I’m fine with Alfred as the Special Ops guy he’s been for years now but his mentor, Briar, showing up and turning him into a ninja assassin felt way too much like Batman’s past. Alfred isn’t Batman - the effect is like trying to force a square peg into a round hole and it just doesn’t work. Let him be an elite soldier rather than some lesser Batman! And speaking of pale imitations, I really didn’t like the unimaginatively-named Nemesis either who’s basically a Talon from Snyder’s Court of Owls storyline. Ah, remember when Scott Snyder was good? 

The whole book is a muddled affair. I wasn’t totally sure what Penguin, Black Mask and Hush wanted with the Genesis Engine (or even cared about what exactly it did) and Batman was just reacting to them like he usually does. There’s a failed pirate theme, there’s a lot about fathers and sons (Alfred and his father, Alfred and Bruce, Alfred and Briar, Briar and his son, Briar and Nemesis) though it amounts to a hill o’beans. 

It was also weirdly off-putting how Alfred kept referring to Bruce as his “son”. I know that that’s their relationship but I don’t think I’ve ever heard Alfred overtly state it quite like that and it didn’t feel right. Some things are best left unsaid, particularly stuff that’s so self-evident to everyone involved who matter. 

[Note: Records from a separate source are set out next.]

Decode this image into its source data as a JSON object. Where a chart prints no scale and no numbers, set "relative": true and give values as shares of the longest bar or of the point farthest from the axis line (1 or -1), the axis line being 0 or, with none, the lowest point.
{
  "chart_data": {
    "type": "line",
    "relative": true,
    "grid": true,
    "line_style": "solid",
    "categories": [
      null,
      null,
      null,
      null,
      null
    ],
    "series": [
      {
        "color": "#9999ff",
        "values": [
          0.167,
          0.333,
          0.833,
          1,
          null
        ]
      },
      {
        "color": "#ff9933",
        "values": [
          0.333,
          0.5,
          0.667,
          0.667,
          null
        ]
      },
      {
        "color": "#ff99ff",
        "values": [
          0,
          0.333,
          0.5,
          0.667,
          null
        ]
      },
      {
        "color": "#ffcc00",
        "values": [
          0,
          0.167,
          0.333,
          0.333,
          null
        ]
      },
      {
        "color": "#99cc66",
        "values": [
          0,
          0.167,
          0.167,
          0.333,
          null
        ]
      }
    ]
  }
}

Snyder’s American Vampire artist Rafael Albuquerque draws a badass Batmobile and some of his pages stood out - like the splash page of an unconscious underwater Batman being surrounded by “mermaids” - but for the most part the art wasn’t that amazing. And, while I wasn’t taken with Snyder’s writing, I did enjoy some scenes with Alfred who gets up to some cool James Bond-type shenanigans. 

Albuquerque and Rafael Scavone write the instantly forgettable backup where Batman’s trying to stop Russian mobsters, gun-running, Gotham, blah blah blah - it’s so boring. 

For those few Batman fans out there waiting for a great Alfred book, The First Ally unfortunately ain’t it. The very dull All-Star Batman, Volume 3 only highlights again how much Scott Snyder has overstayed his time on this character.